Why Writing Is Not Dependant Upon Your Emotional State.
Writing is a
craft. It is a learned skill. The ability to know words, to
understand language and to construct sentences is something which most of us
are already familiar with – whether you see yourself as a writer or not – to varying
degrees of astuteness and heritage.
But at the end of the day, saying that writing is easier when you’re sad
is akin to saying that writing is hard when you don’t want to do it.
The real issue here is
not whether or not writing is easier when you’re sad, but how your perception
of writing manifests in the first place.
The familiar image of
the ‘Depressed Writer’ is a stereotype that continues to persist among the
collective unconscious.

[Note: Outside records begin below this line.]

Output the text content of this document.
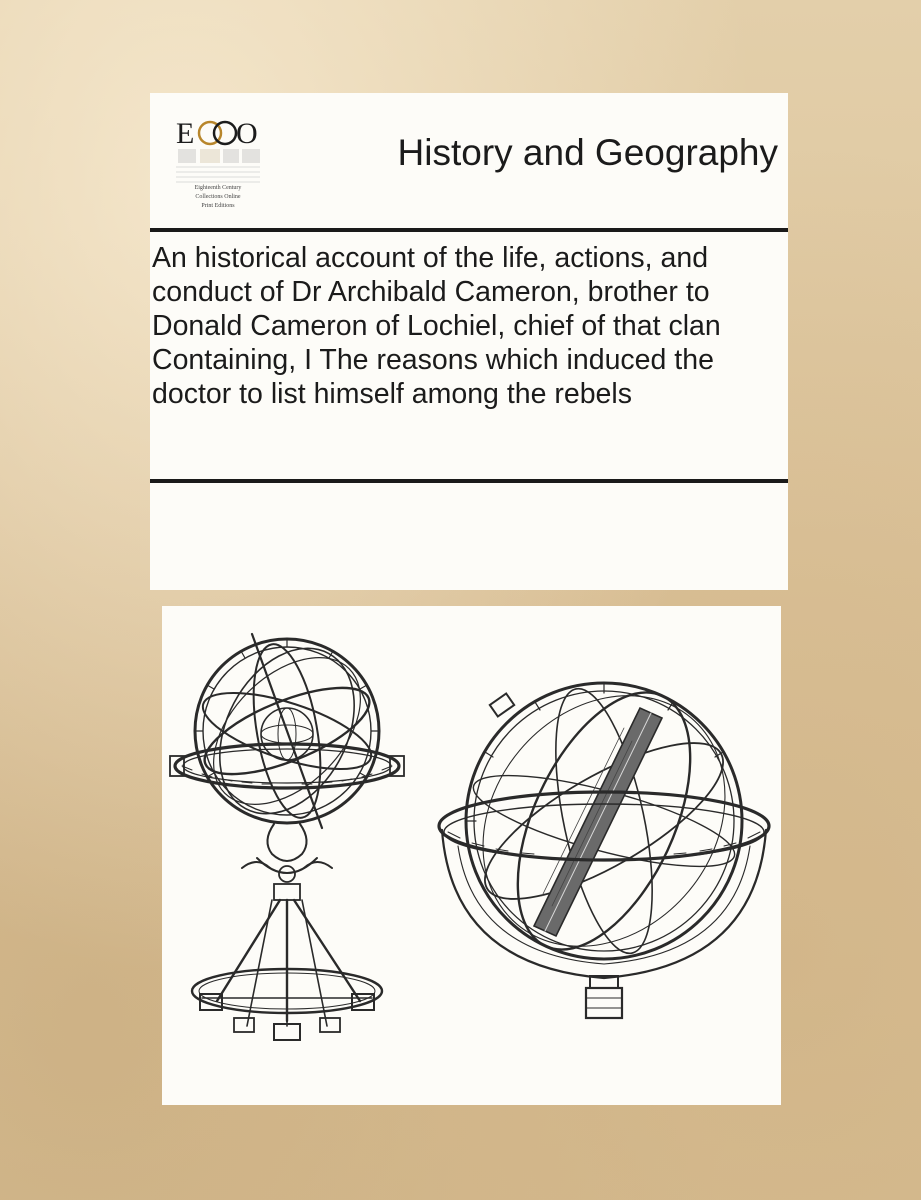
E O
Eighteenth Century
Collections Online
Print Editions
History and Geography
An historical account of the life, actions, and conduct of Dr Archibald Cameron, brother to Donald Cameron of Lochiel, chief of that clan Containing, I The reasons which induced the doctor to list himself among the rebels
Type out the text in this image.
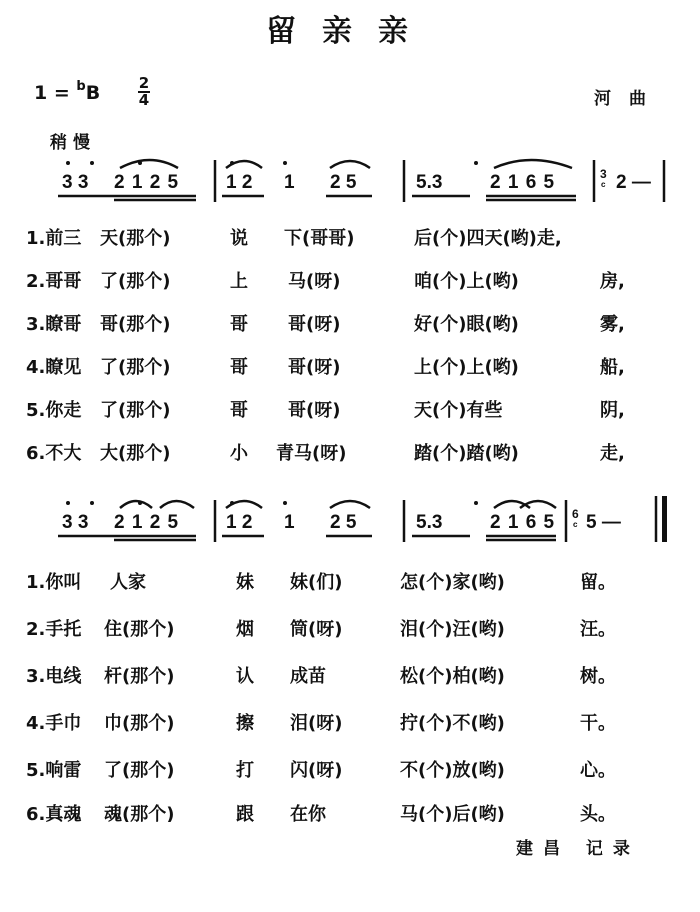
留亲亲
1 = $^b$B	2
4	河曲
稍慢
3 3 2 1 2 5 1 2 1 2 5	5.3	2 1 6 5	2 —
3
ᶜ
1.前三 天(那个)	说 下(哥哥)	后(个)四天(哟)走,
2.哥哥 了(那个)	上 马(呀)	咱(个)上(哟)	房,
3.瞭哥 哥(那个)	哥 哥(呀)	好(个)眼(哟)	雾,
4.瞭见 了(那个)	哥 哥(呀)	上(个)上(哟)	船,
5.你走 了(那个)	哥 哥(呀)	天(个)有些	阴,
6.不大 大(那个)	小 青马(呀)	踏(个)踏(哟)	走,
3 3 2 1 2 5 1 2 1 2 5	5.3	2 1 6 5 5 —
6
ᶜ
1.你叫 人家	妹 妹(们)	怎(个)家(哟)	留。
2.手托 住(那个)	烟 筒(呀)	泪(个)汪(哟)	汪。
3.电线 杆(那个)	认 成苗	松(个)柏(哟)	树。
4.手巾 巾(那个)	擦 泪(呀)	拧(个)不(哟)	干。
5.响雷 了(那个)	打 闪(呀)	不(个)放(哟)	心。
6.真魂 魂(那个)	跟 在你	马(个)后(哟)	头。
建昌 记录
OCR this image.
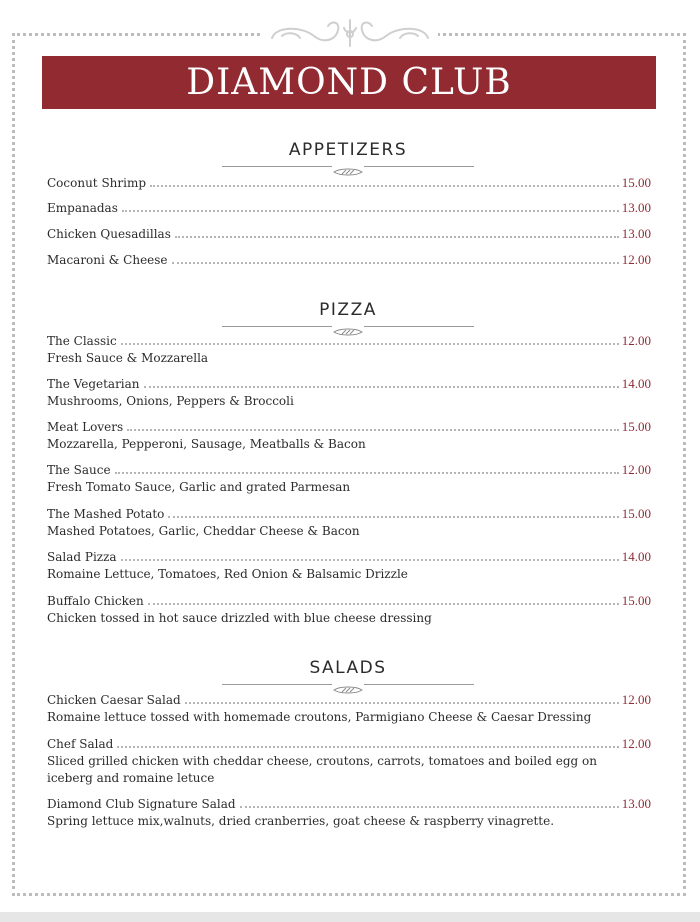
DIAMOND CLUB
APPETIZERS
Coconut Shrimp	15.00
Empanadas	13.00
Chicken Quesadillas	13.00
Macaroni & Cheese	12.00
PIZZA
The Classic	12.00
Fresh Sauce & Mozzarella
The Vegetarian	14.00
Mushrooms, Onions, Peppers & Broccoli
Meat Lovers	15.00
Mozzarella, Pepperoni, Sausage, Meatballs & Bacon
The Sauce	12.00
Fresh Tomato Sauce, Garlic and grated Parmesan
The Mashed Potato	15.00
Mashed Potatoes, Garlic, Cheddar Cheese & Bacon
Salad Pizza	14.00
Romaine Lettuce, Tomatoes, Red Onion & Balsamic Drizzle
Buffalo Chicken	15.00
Chicken tossed in hot sauce drizzled with blue cheese dressing
SALADS
Chicken Caesar Salad	12.00
Romaine lettuce tossed with homemade croutons, Parmigiano Cheese & Caesar Dressing
Chef Salad	12.00
Sliced grilled chicken with cheddar cheese, croutons, carrots, tomatoes and boiled egg on iceberg and romaine letuce
Diamond Club Signature Salad	13.00
Spring lettuce mix,walnuts, dried cranberries, goat cheese & raspberry vinagrette.
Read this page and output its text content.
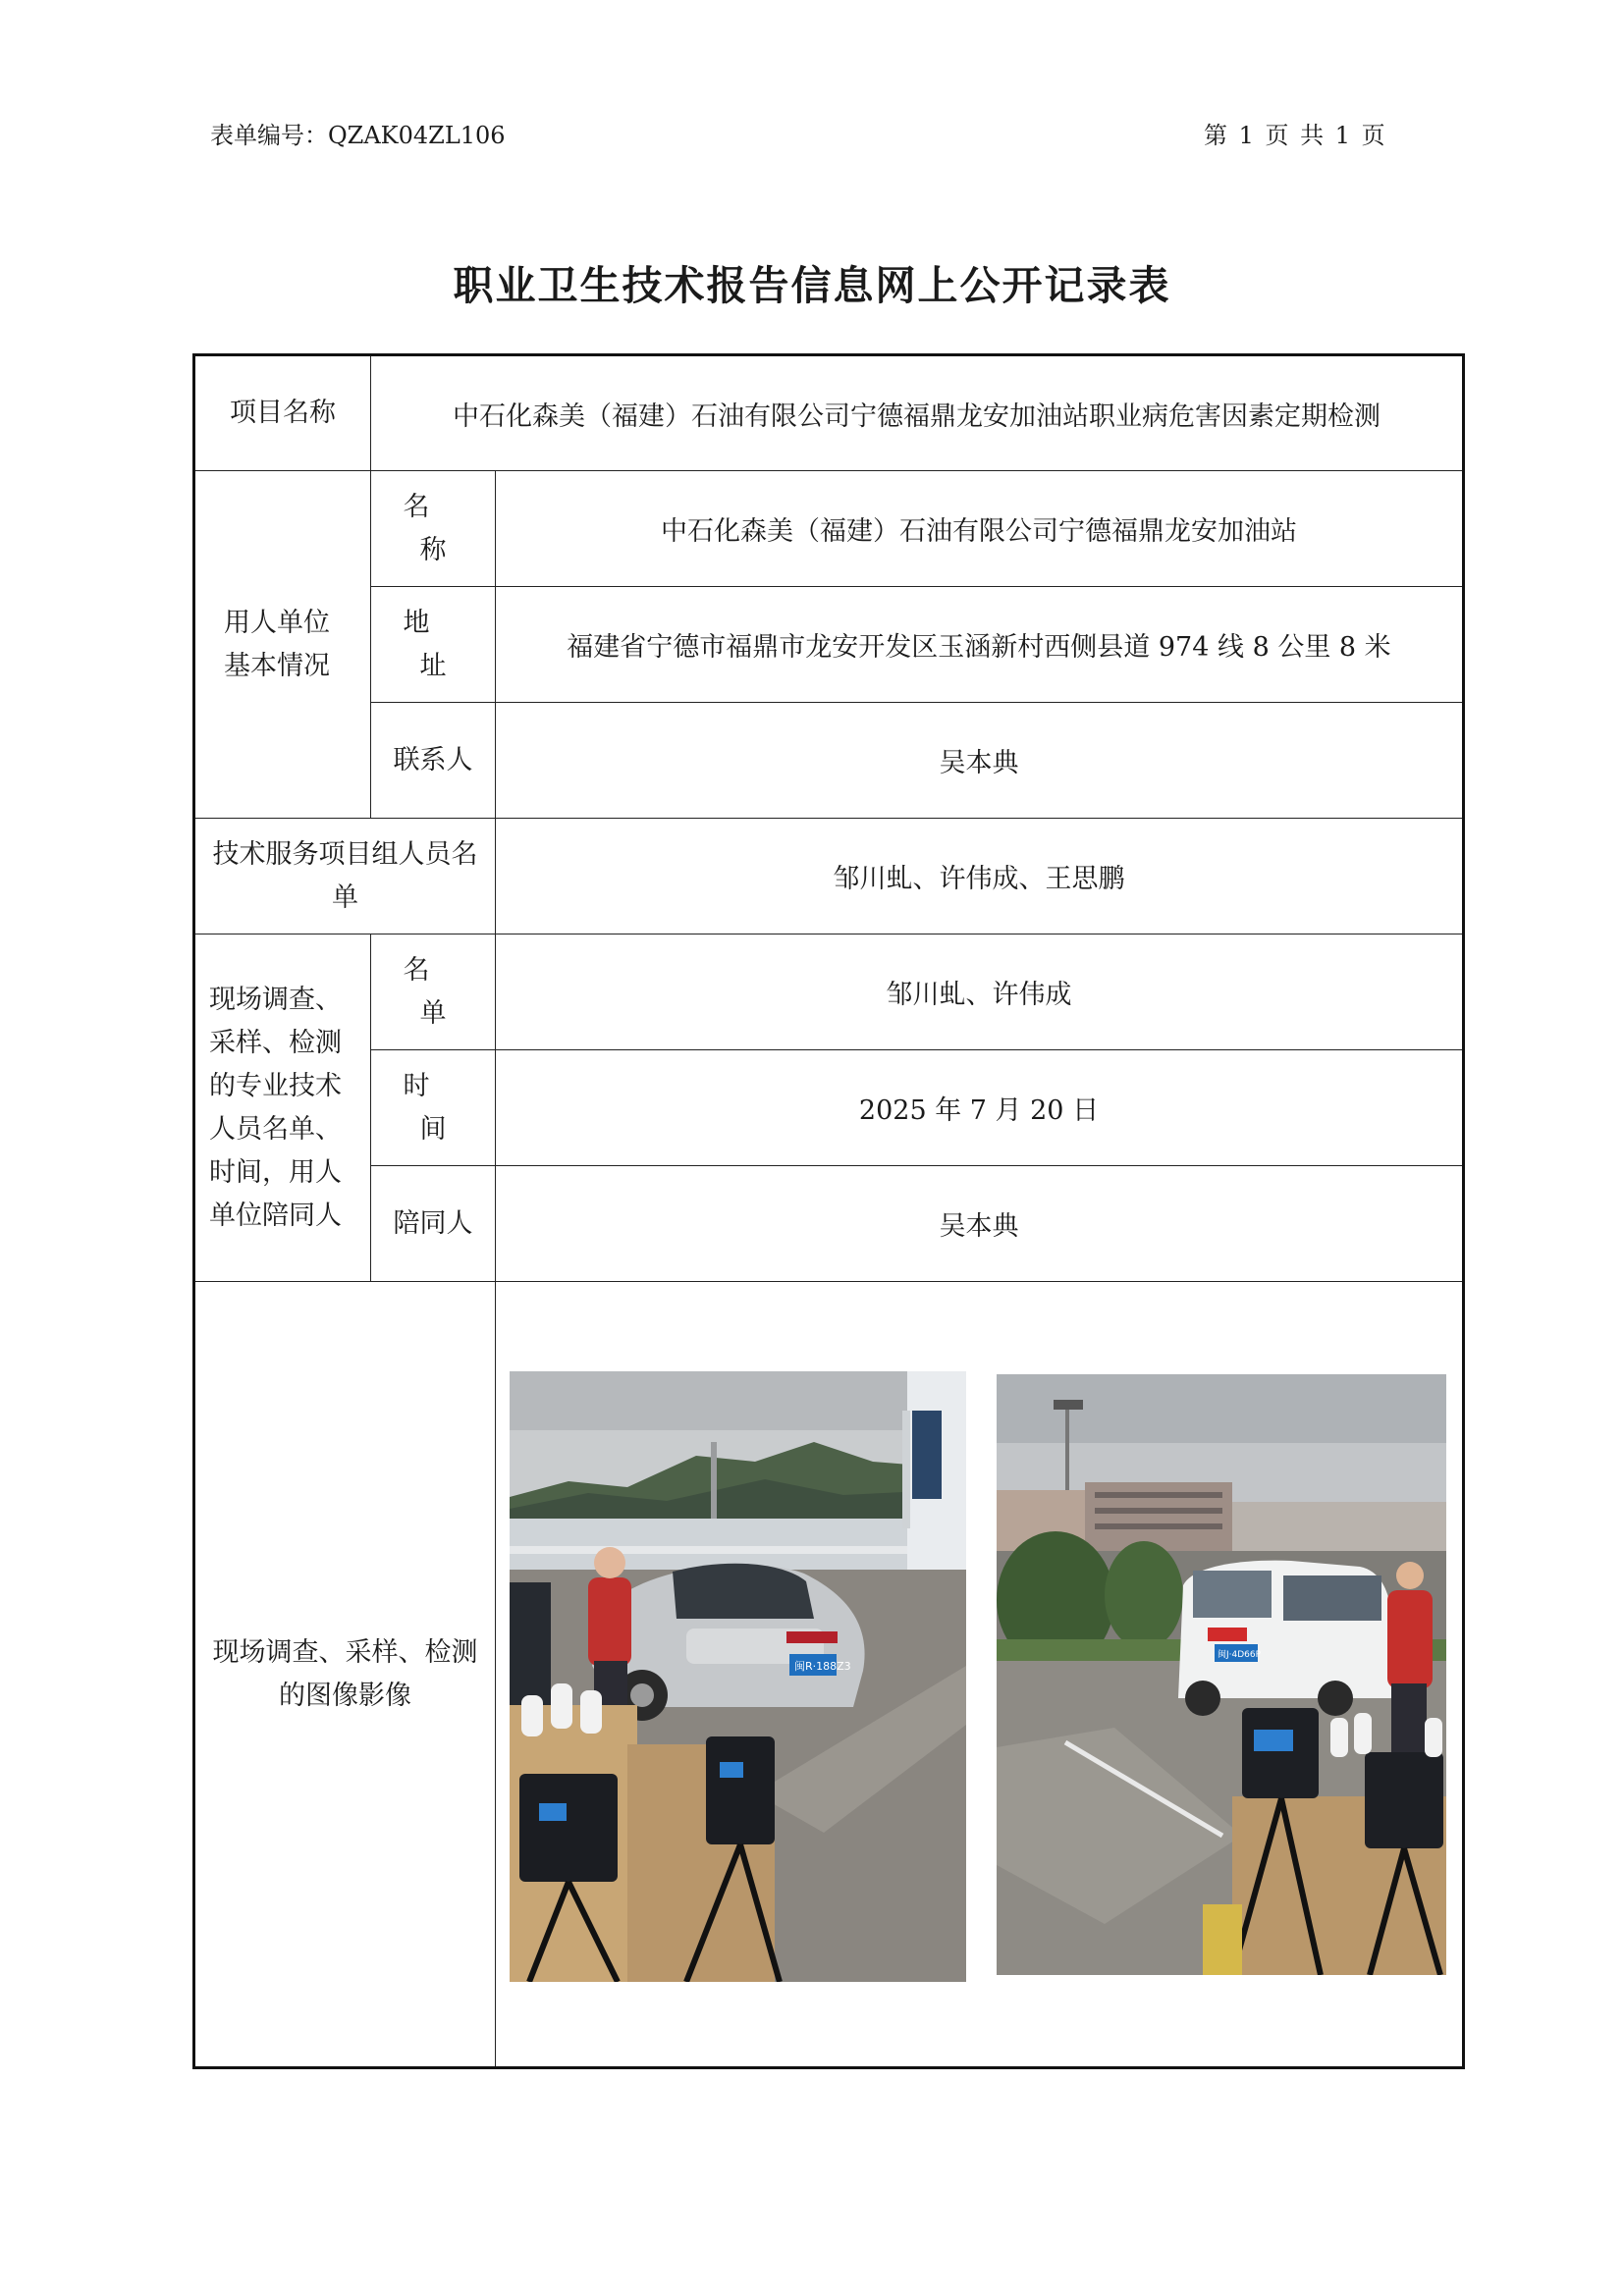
表单编号：QZAK04ZL106	第 1 页 共 1 页
职业卫生技术报告信息网上公开记录表
项目名称	中石化森美（福建）石油有限公司宁德福鼎龙安加油站职业病危害因素定期检测	
用人单位基本情况	名 称	中石化森美（福建）石油有限公司宁德福鼎龙安加油站
	地 址	福建省宁德市福鼎市龙安开发区玉涵新村西侧县道 974 线 8 公里 8 米
	联系人	吴本典
技术服务项目组人员名单		邹川虬、许伟成、王思鹏
现场调查、采样、检测的专业技术人员名单、时间，用人单位陪同人	名 单	邹川虬、许伟成
	时 间	2025 年 7 月 20 日
	陪同人	吴本典
现场调查、采样、检测的图像影像		闽R·188Z3
闽J·4D66P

I have
said in the past that stereotypes exist for a reason, and it is entirely true
that this particular one is not an exception – writers, or any artist really,
generally tend to be an overly emotional and dramatic bunch. And that’s because our very trade
depends upon the ebb and flow of drama – good writing involves arcs in which
characters experience peaks and troughs, which should generally be triggered by
dramatic twists. A story in which
the character is blissful throughout has a limited shelf life.
However, the idea that
writing when you’re depressed is any more difficult to writing when you’re
abundantly overjoyed is fucking stupid.
Writing is writing; ideas
are ideas. If you’re a good writer,
then you write whether you’re happy, sad, depressed, ecstatic, high, drunk,
sober, bored, inspired, uninspired or so busy that you have no spare moments to
pen a shopping list, let alone a coherent thought.
The energy of your
writing; the way you perceive that
writing is another matter – but at the end of the day, it’s actually not that
critical to whether you’re writing in the first place.
If you think that
writing is easier when you’re sad, then that’s because you’re more caught up
with the idea of what a writer is than what a writer does. If you think that you have more
inspiration when you’re sad, or that it’s easier to write well when you’re
personally depressed because oh no my boyfriend left me! Or I lost my iPhone! Or I need to write an article for my
blog and I don’t have any ideas!
Then you’re very clearly missing the point.
When asked what he
thought the best intellectual training for a would-be writer was, Hemingway
said, “Let’s say that he should go out and hang himself because he finds that
writing well is impossibly difficult. Then he should be cut down without mercy
and forced by his own self to write as well as he can for the rest of his life.
At least he will have the story of the hanging to commence with.”
You write about your
experiences, your opinions and here’s-fucking-hoping a quirky idea that leads
to some kind of point; good or bad, happy or sad, curvaceous or flat.
If you think that
writing when you’re happy is difficult, then you need to pick another trade.